ESPN 53rd Annual Meeting

ESPN 2021


 
High phosphate intake in mice causes inflammatory kidney injury dominated by macrophages
ISABEL VOGT 1 STEFANIE WALTER 1 TAMAR KAPANADZE 2 JESSICA SCHMITZ 3 JAN HINRICH BRAESEN 3 ROLAND SCHMITT 2 FLORIAN P. LIMBOURG 2 DIETER HAFFNER 1 BEATRICE RICHTER 1 MAREN LEIFHEIT-NESTLER 1

1- DEPARTMENT OF PEDIATRIC KIDNEY, LIVER AND METABOLIC DISEASES, PEDIATRIC RESEARCH CENTER, HANNOVER MEDICAL SCHOOL, HANNOVER, GERMANY
2- DEPARTMENT OF NEPHROLOGY AND HYPERTENSION, HANNOVER MEDICAL SCHOOL, HANNOVER, GERMANY
3- INSTITUTE OF PATHOLOGY, NEPHROPATHOLOGY UNIT, HANNOVER MEDICAL SCHOOL, HANNOVER, GERMANY
 
Introduction:

Dietary phosphate intake greatly exceeds the recommended daily allowance in the Western population. Epidemiologic studies link elevated phosphate levels with an increased cardiovascular and all-cause mortality, but the direct renal effects of chronic high dietary phosphate intake are still under investigation.

Material and methods:

Male C57BL/6 mice were fed with a 2 % high phosphate diet (HPD) or a 0.8 % normal phosphate diet (NPD) for up to six months. Blood, urine and kidneys were collected to investigate phosphate metabolism and kidney function, tissue alterations and inflammation.
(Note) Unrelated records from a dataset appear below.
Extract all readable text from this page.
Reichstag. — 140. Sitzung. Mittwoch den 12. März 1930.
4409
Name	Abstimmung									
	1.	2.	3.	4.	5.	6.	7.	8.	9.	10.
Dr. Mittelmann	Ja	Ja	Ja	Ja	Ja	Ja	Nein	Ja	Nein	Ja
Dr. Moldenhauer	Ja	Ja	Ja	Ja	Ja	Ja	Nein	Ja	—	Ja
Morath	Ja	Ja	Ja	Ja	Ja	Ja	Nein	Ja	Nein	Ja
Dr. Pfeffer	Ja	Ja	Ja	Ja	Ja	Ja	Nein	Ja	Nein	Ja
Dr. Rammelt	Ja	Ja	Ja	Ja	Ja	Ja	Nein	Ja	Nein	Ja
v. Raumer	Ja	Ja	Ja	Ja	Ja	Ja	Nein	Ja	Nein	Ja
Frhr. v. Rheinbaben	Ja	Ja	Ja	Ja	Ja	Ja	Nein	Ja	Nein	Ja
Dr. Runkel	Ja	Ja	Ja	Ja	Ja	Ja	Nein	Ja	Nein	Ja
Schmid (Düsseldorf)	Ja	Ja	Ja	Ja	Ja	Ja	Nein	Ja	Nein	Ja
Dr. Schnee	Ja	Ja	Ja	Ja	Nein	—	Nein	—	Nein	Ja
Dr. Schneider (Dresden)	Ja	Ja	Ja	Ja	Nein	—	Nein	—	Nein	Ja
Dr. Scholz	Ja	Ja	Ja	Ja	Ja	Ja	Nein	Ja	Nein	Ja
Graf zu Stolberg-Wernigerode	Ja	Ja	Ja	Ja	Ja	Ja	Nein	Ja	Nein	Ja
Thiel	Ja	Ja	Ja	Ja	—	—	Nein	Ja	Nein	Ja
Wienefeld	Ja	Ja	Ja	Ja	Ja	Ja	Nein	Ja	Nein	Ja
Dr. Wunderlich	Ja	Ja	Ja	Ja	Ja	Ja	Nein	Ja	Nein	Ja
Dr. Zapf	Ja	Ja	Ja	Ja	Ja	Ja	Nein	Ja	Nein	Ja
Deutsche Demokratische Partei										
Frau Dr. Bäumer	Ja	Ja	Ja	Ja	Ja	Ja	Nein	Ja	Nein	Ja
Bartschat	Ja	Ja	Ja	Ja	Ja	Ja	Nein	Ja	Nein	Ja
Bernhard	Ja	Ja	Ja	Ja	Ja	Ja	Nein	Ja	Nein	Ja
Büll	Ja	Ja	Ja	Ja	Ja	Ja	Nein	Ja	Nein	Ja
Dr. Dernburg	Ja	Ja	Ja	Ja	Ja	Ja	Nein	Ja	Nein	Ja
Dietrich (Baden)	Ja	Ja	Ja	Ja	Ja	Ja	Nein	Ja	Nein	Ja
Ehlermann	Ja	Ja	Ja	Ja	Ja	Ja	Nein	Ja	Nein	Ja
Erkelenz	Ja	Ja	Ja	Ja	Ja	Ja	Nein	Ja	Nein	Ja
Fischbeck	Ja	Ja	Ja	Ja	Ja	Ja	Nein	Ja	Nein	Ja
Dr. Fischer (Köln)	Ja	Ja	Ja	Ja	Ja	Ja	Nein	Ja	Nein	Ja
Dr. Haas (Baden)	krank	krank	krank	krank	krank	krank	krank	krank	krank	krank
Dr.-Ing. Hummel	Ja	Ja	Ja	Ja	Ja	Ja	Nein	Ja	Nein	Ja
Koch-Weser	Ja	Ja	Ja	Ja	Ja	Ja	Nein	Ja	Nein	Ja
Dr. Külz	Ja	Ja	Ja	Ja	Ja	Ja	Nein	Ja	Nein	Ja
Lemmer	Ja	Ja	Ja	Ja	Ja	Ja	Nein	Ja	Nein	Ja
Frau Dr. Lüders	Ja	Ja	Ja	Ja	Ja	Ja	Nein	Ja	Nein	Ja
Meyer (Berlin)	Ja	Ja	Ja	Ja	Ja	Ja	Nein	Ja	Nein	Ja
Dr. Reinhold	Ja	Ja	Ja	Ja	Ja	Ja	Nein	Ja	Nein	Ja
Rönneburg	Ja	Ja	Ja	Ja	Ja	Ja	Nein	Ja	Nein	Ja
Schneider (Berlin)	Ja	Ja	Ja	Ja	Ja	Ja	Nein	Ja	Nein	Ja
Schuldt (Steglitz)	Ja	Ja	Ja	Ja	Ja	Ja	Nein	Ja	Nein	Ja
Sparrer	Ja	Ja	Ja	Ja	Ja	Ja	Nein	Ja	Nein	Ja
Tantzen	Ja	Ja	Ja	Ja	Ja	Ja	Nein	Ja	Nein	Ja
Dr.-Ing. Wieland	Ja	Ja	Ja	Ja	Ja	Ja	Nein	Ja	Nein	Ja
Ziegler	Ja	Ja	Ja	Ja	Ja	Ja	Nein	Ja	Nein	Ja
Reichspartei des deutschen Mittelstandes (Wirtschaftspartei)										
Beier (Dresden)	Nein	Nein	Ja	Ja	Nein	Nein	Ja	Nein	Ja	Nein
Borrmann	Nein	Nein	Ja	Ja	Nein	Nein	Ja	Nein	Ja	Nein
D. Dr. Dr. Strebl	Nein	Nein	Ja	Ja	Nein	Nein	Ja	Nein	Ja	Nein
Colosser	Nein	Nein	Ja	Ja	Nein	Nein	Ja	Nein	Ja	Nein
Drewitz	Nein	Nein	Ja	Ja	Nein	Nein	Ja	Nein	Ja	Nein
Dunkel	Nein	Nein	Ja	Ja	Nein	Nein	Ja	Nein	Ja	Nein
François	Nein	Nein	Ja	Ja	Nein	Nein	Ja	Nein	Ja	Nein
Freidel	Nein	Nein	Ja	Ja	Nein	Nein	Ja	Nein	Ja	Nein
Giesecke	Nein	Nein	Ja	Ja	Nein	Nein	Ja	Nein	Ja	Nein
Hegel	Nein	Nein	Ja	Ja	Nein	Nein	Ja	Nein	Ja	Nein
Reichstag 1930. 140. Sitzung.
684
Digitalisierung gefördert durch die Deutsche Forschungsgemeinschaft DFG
In vitro, we distinguish whether renal toxicity was directly mediated by phosphate or its phosphaturic hormone fibroblast growth factor (FGF) 23 in murine proximal tubule cells (mPTs).

Results:

Feeding a HPD increased plasma intact FGF23 levels, phosphaturia, plasma creatinine and albuminuria compared to NPD. The HPD induced proximal tubular injury characterized by loss of proximal tubular cell polarity, flattened epithelia, lack of brush border membranes, increased proliferation, mononuclear interstitial infiltration and finally fibrosis. HPD-fed mice showed renal upregulation of tubular injury marker Kim-1 and Ngal compared to NPD mice. Immunofluorescent staining revealed KIM-1 localization to damaged proximal tubules accompanied by enhanced Ki-67+ tubular nuclei, suggesting increased proliferation. F4/80+ macrophages were localized around tubular lesions and dominated the inflammatory response to the HPD. Accumulation of macrophages was accompanied by increased renal expression of chemotaxis and growth factors for monocytes and macrophages Mcp-1, M-csf and Il34 in HPD mice. In mPTs, high phosphate and FGF23 enhanced proliferation and stimulated the expression of Kim-1 and Mcp-1.

Conclusions:

Chronic oral phosphate loading in mice impaires kidney function and causes a robust inflammatory response dominated by macrophages that is associated with proximal tubular injury and interstitial fibrosis. Our in vitro data indicate that high phosphate and FGF23 may contribute to an inflammatory driven kidney injury in phosphate loaded mice.